Kim Jong-un and other heirs apparent
Although there has been no official confirmation, all the indications are that Kim Jong-un, the youngest son, will take over from his father as leader of North Korea. But as these examples show, the transfer of power in family dynasties, or a child following in a parent's footsteps, can have mixed results.
The death of Kim Jong-il has set the stage for his son, Kim Jong-un, to take over the family business - the totalitarian leadership of North Korea. It's a job that Kim Jong-il himself inherited from his own father, the founder of the country in 1948.
But just calling Jong-un "the Great Successor" does not necessarily make it so. While family ties have their advantages, any business consultant will tell you that nepotism isn't always the best way to select the next in line.
After all, in recent memory there have been several examples which suggest that picking the right family member to uphold one's empire can be hard work.
Bashar al-Assad The son of Hafez al-Assad, who ruled Syria for 29 years, Bashar al-Assad had the promise of being a more moderate figure. Bashar wasn't even supposed to lead. But when his older brother, groomed for the position from a young age, died in a car accident, Bashar became the heir apparent. Trained as an ophthalmologist and married to a British citizen, he was perceived as being more mild mannered than his father, who orchestrated the Hama massacre in 1982. But as the events of the Arab Spring has shown, Mr al-Assad can be just as unpredictable.

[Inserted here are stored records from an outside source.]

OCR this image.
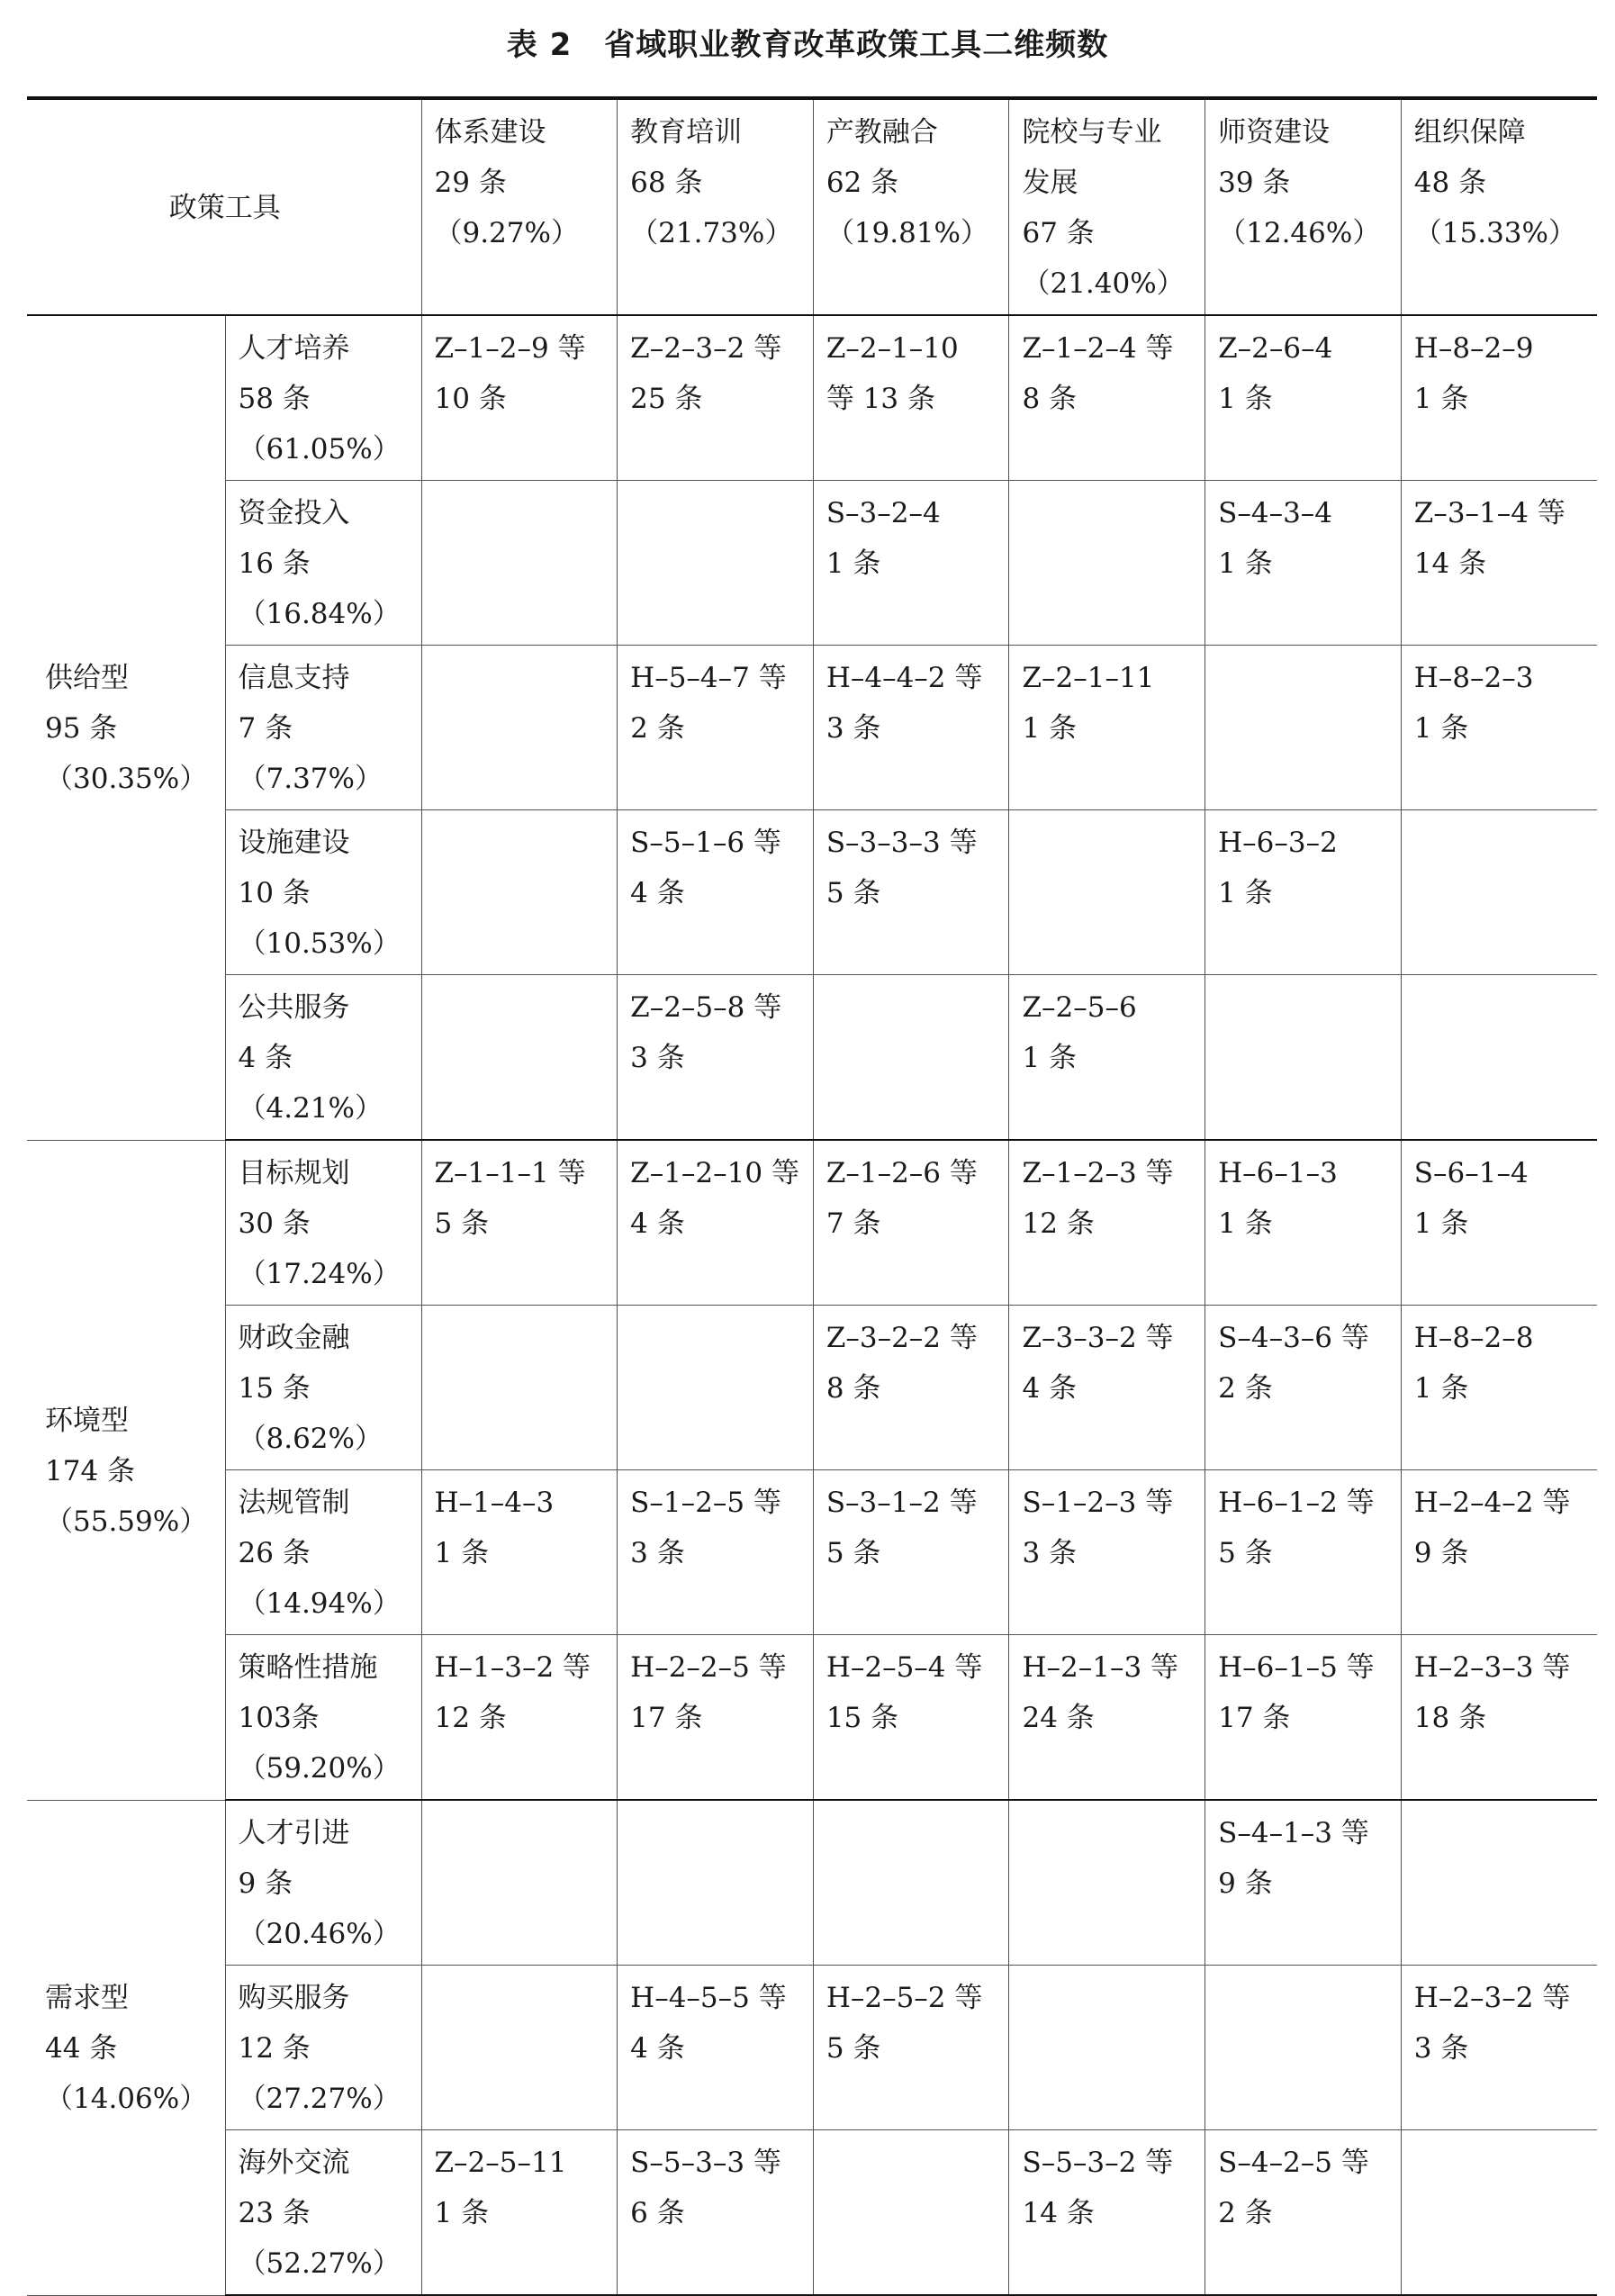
表 2 省域职业教育改革政策工具二维频数
政策工具		体系建设
29 条
（9.27%）	教育培训
68 条
（21.73%）	产教融合
62 条
（19.81%）	院校与专业
发展
67 条
（21.40%）	师资建设
39 条
（12.46%）	组织保障
48 条
（15.33%）

供给型
95 条
（30.35%）	人才培养
58 条
（61.05%）	Z–1–2–9 等
10 条	Z–2–3–2 等
25 条	Z–2–1–10
等 13 条	Z–1–2–4 等
8 条	Z–2–6–4
1 条	H–8–2–9
1 条

	资金投入
16 条
（16.84%）			S–3–2–4
1 条		S–4–3–4
1 条	Z–3–1–4 等
14 条

	信息支持
7 条
（7.37%）		H–5–4–7 等
2 条	H–4–4–2 等
3 条	Z–2–1–11
1 条		H–8–2–3
1 条

	设施建设
10 条
（10.53%）		S–5–1–6 等
4 条	S–3–3–3 等
5 条		H–6–3–2
1 条	

	公共服务
4 条
（4.21%）		Z–2–5–8 等
3 条		Z–2–5–6
1 条		

环境型
174 条
（55.59%）	目标规划
30 条
（17.24%）	Z–1–1–1 等
5 条	Z–1–2–10 等
4 条	Z–1–2–6 等
7 条	Z–1–2–3 等
12 条	H–6–1–3
1 条	S–6–1–4
1 条

	财政金融
15 条
（8.62%）			Z–3–2–2 等
8 条	Z–3–3–2 等
4 条	S–4–3–6 等
2 条	H–8–2–8
1 条

	法规管制
26 条
（14.94%）	H–1–4–3
1 条	S–1–2–5 等
3 条	S–3–1–2 等
5 条	S–1–2–3 等
3 条	H–6–1–2 等
5 条	H–2–4–2 等
9 条

	策略性措施
103条
（59.20%）	H–1–3–2 等
12 条	H–2–2–5 等
17 条	H–2–5–4 等
15 条	H–2–1–3 等
24 条	H–6–1–5 等
17 条	H–2–3–3 等
18 条

需求型
44 条
（14.06%）	人才引进
9 条
（20.46%）					S–4–1–3 等
9 条	

	购买服务
12 条
（27.27%）		H–4–5–5 等
4 条	H–2–5–2 等
5 条			H–2–3–2 等
3 条

	海外交流
23 条
（52.27%）	Z–2–5–11
1 条	S–5–3–3 等
6 条		S–5–3–2 等
14 条	S–4–2–5 等
2 条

George W Bush Both George and younger brother Jeb had political ambitions and connections but some argued that it was Jeb who had a better head for government. But in 2000 it was George, groomed by Republican party mastermind Karl Rove, who became the second Bush to sit as president. He finished what his father started in the first Gulf War by removing Saddam Hussein from power, but in doing so launched a war that has only just ended. He did manage to exceed his father's achievement by being elected to a second term.
Raul Castro With Cuban leader Fidel Castro 85 years old and in ill health, it made sense to start transferring power to someone else. Brother Raul, 80, was perhaps not the most obvious choice. But since the transfer of power in 2008, Raul Castro has relaxed many restrictions that made life in Cuba restrictive. Citizens can now purchase land and cars - as well as small luxuries like DVDs. Raul Castro has also taken several steps to bolstering a free market in Cuba.
Prince Charles As the eldest son of Queen Elizabeth, Prince Charles is the legal heir to the throne, though his mother's continued longevity and decision to remain the royal sovereign has left him waiting in the wings throughout his adult life. Now 63, the Prince of Wales has never adhered to the Queen's vow of silence on controversial matters. His views on everything from architecture to the environment are well known to the British public, although there is one widely-debated issue - whether his son, Prince William, could jump the line of succession - on which he has yet to comment.
Sofia Coppola After a rocky beginning in acting - her small but crucial scene in The Godfather III was universally pilloried - Sofia Coppola claimed her rightful place in the entertainment world by embracing her directing destiny. While other members of the Coppola clan (cousins Nicholas Cage and Jason Schwartzman and aunt Talia Shire) found fame as actors, Ms Coppola followed in her father Francis Ford's famous footsteps, winning a screenwriting Oscar for her film Lost in Translation, and has gone on to make several films about rich people leading sad lives.
James Murdoch It was elder brother Lachlan who was once called "first among equals" by father Rupert Murdoch, and for a while it was understood that Lachlan was being groomed to take over global media empire News International when Rupert's reign came to an end. But after Lachlan abruptly resigned from the company, James became the favourite son. Whether James will one day succeed his father may hinge on the outcome of the phone hacking scandal that engulfed the company's British newspaper division on his watch.
Mitt Romney Father George built a huge fortune in the auto business and served as the governor of Michigan. He even launched an unsuccessful run for president during the 1968 campaign. Son Mitt inherited his father's immense wealth, his business acumen and his political ambitions. The former governor of Massachusetts also made a fortune as a consultant, and is currently in his second presidential campaign. While he lost during the primaries last time around, he's potentially poised to take the top spot of Republican nominee - but only after every other candidate seems to have been examined and rejected by voters leery of Romney's conservative credentials and big-money background.
Donald Trump The real-estate tycoon inherited his father's business and turned it to an empire, then filed bankruptcy, then built another empire. Along the way, he's expanded the Trump brand, which under his father's helm focused on middle-class properties, to include casinos, pageants, television and even cologne. And the reign of Trumps shall remain unbroken even after Trump steps down: his children, Donald Jr, Ivanka and Eric all work for the Trump Organization in executive roles.